SAB Enterprises, Inc. is an S corporation with a single shareholder.  The corporation has a single trade or business.  It has various items of qualified business income and deductions.  The net qualified business income related to items not subject to shareholder level calculations (aside from basis and at risk limits) is $42,000. 

The business of the corporation is not a specified service trade or business.  The business had unadjusted basis of assets immediately after acquisition of $450,000 as of the end of the year, and it paid $140,000 of W-2 wages.

The corporation also has $14,000 of §179 expense claimed on the return that is related to qualified business income and paid health insurance premiums of $12,000[4] that were included in the shareholder’s W-2 potentially allowable as a self-employed health insurance deduction and were deducted in calculating the $42,000 of QBI referred to above.

The corporation will provide the following information related to QBI on the K-1 for line 17 , code V:

The single qualified business of SAB Enterprises is not a specialized service trade or business.

Net QBI not including item subject to separate limitations at the shareholder level is $42,000.  The $14,000 of §179 expense and the $12,000 of self-employed health insurance related to the shareholder are both expenses related to SAB trade or business and, to the extent the shareholder is determined to be able to deduct those items, will reduce QBI from SAB for the shareholder.

Allocable UBIA for the shareholder is $450,000 and the shareholder’s allocation of W-2 wages is $140,000.

At the time this article was written the IRS has not yet released the draft Form 1065 Schedule K-1 for 2019, but it seems likely the same change will be made to that form along with the Schedule K-1 that will accompany Form 1041 for 2019.
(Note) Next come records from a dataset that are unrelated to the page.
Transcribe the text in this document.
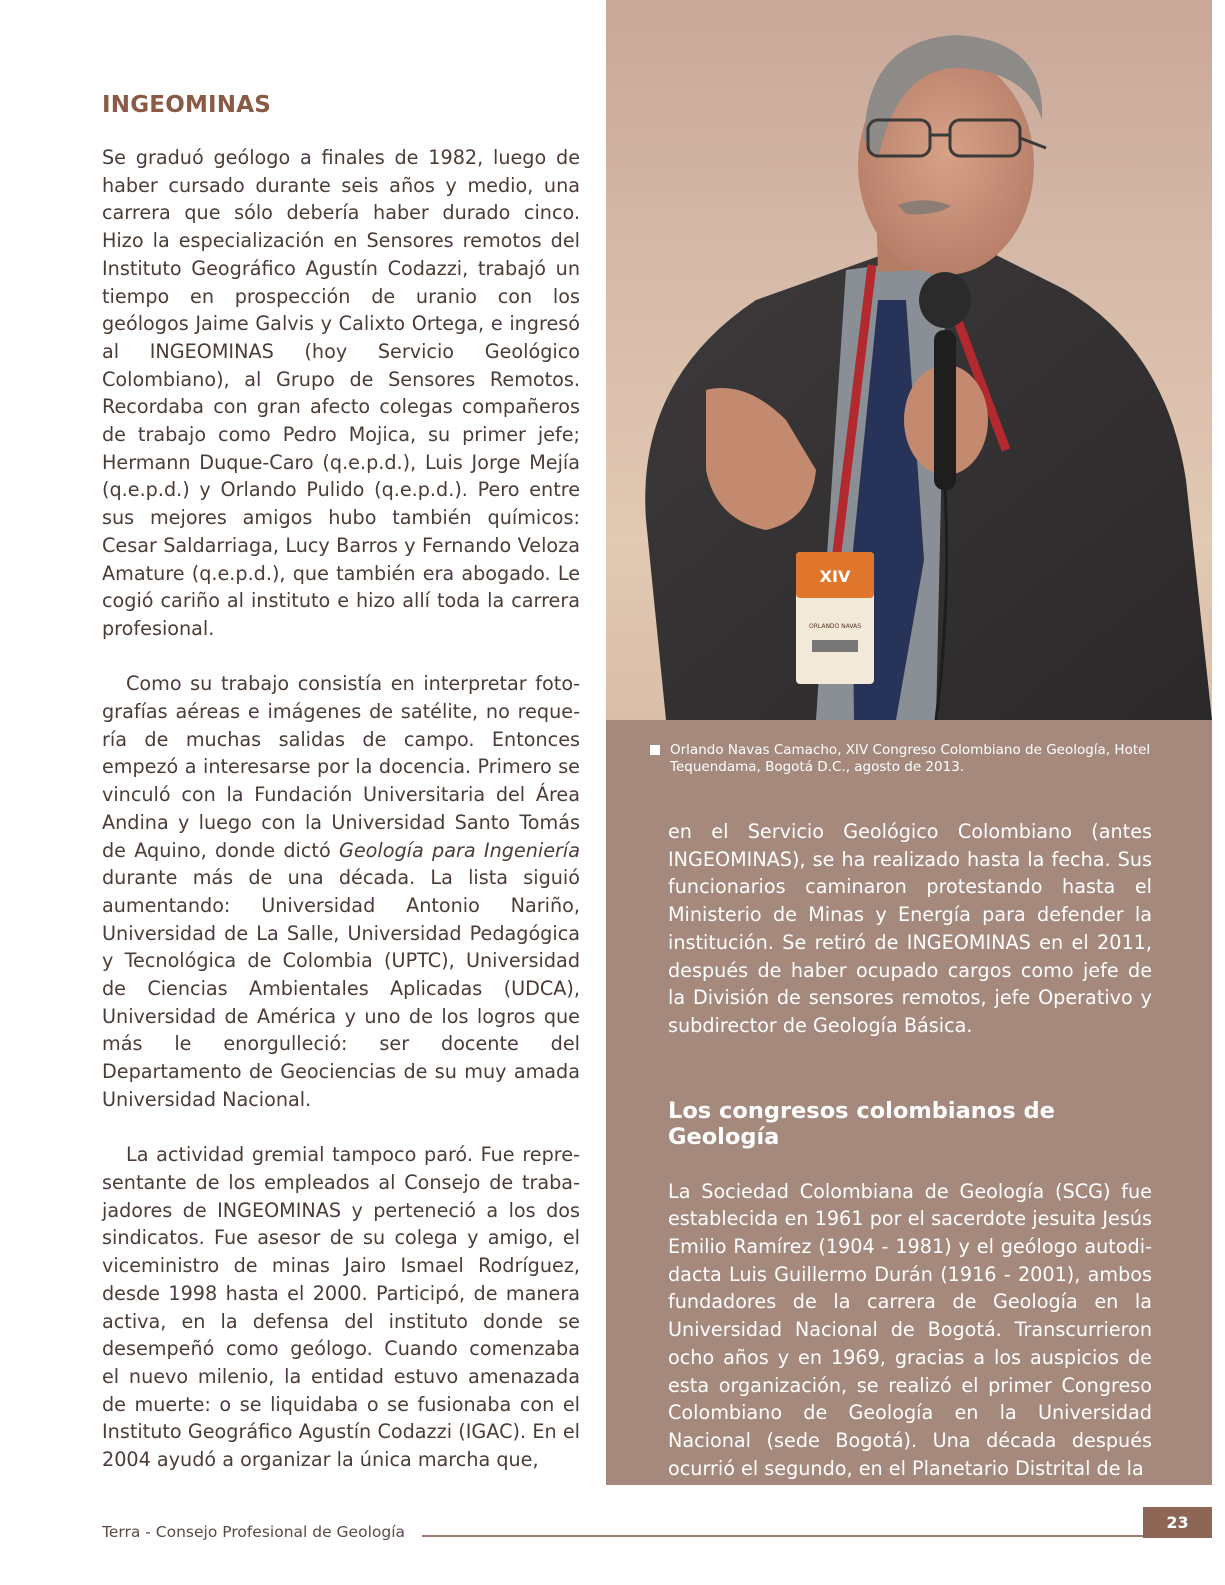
INGEOMINAS

Se graduó geólogo a finales de 1982, luego de haber cursado durante seis años y medio, una carrera que sólo debería haber durado cinco. Hizo la especialización en Sensores remotos del Instituto Geográfico Agustín Codazzi, trabajó un tiempo en prospección de uranio con los geólogos Jaime Galvis y Calixto Ortega, e ingresó al INGEOMINAS (hoy Servicio Geológico Colombiano), al Grupo de Sensores Remotos. Recordaba con gran afecto colegas compañeros de trabajo como Pedro Mojica, su primer jefe; Hermann Duque-Caro (q.e.p.d.), Luis Jorge Mejía (q.e.p.d.) y Orlando Pulido (q.e.p.d.). Pero entre sus mejores amigos hubo también químicos: Cesar Saldarriaga, Lucy Barros y Fernando Veloza Amature (q.e.p.d.), que también era abogado. Le cogió cariño al instituto e hizo allí toda la carrera profesional.

Como su trabajo consistía en interpretar fotografías aéreas e imágenes de satélite, no requería de muchas salidas de campo. Entonces empezó a interesarse por la docencia. Primero se vinculó con la Fundación Universitaria del Área Andina y luego con la Universidad Santo Tomás de Aquino, donde dictó Geología para Ingeniería durante más de una década. La lista siguió aumentando: Universidad Antonio Nariño, Universidad de La Salle, Universidad Pedagógica y Tecnológica de Colombia (UPTC), Universidad de Ciencias Ambientales Aplicadas (UDCA), Universidad de América y uno de los logros que más le enorgulleció: ser docente del Departamento de Geociencias de su muy amada Universidad Nacional.

La actividad gremial tampoco paró. Fue representante de los empleados al Consejo de trabajadores de INGEOMINAS y perteneció a los dos sindicatos. Fue asesor de su colega y amigo, el viceministro de minas Jairo Ismael Rodríguez, desde 1998 hasta el 2000. Participó, de manera activa, en la defensa del instituto donde se desempeñó como geólogo. Cuando comenzaba el nuevo milenio, la entidad estuvo amenazada de muerte: o se liquidaba o se fusionaba con el Instituto Geográfico Agustín Codazzi (IGAC). En el 2004 ayudó a organizar la única marcha que,

XIV
ORLANDO NAVAS
Orlando Navas Camacho, XIV Congreso Colombiano de Geología, Hotel Tequendama, Bogotá D.C., agosto de 2013.

en el Servicio Geológico Colombiano (antes INGEOMINAS), se ha realizado hasta la fecha. Sus funcionarios caminaron protestando hasta el Ministerio de Minas y Energía para defender la institución. Se retiró de INGEOMINAS en el 2011, después de haber ocupado cargos como jefe de la División de sensores remotos, jefe Operativo y subdirector de Geología Básica.

Los congresos colombianos de Geología

La Sociedad Colombiana de Geología (SCG) fue establecida en 1961 por el sacerdote jesuita Jesús Emilio Ramírez (1904 - 1981) y el geólogo autodidacta Luis Guillermo Durán (1916 - 2001), ambos fundadores de la carrera de Geología en la Universidad Nacional de Bogotá. Transcurrieron ocho años y en 1969, gracias a los auspicios de esta organización, se realizó el primer Congreso Colombiano de Geología en la Universidad Nacional (sede Bogotá). Una década después ocurrió el segundo, en el Planetario Distrital de la

Terra - Consejo Profesional de Geología	23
[1] https://twitter.com/GlenBirnbaum/status/1155821911756218368?s=20, July 29, 2019

[2] Ed Zollars, “IRS Greatly Expands Frequently Asked Questions for §199A on Website - And S Corporation Owners Aren't Going to Like the Final Answer,” Current Federal Tax Developments website, April 20, 2019, https://www.currentfederaltaxdevelopments.com/blog/2019/4/20/irs-greatly-expands-frequently-asked-questions-for-199a-on-website-and-s-corporation-owners-arent-going-to-like-the-final-answer, retrieved July 29, 2019

[3] https://www.irs.gov/newsroom/tax-cuts-and-jobs-act-provision-11011-section-199a-qualified-business-income-deduction-faqs, Last reviewed or updated July 16, 2019, retrieved July 29, 2019, Answer 28

[4] Question 33 of the FAQ referred to above provided that the self-employed health insurance deduction in this case reduces QBI a second time if it is ultimately allowed as a deduction.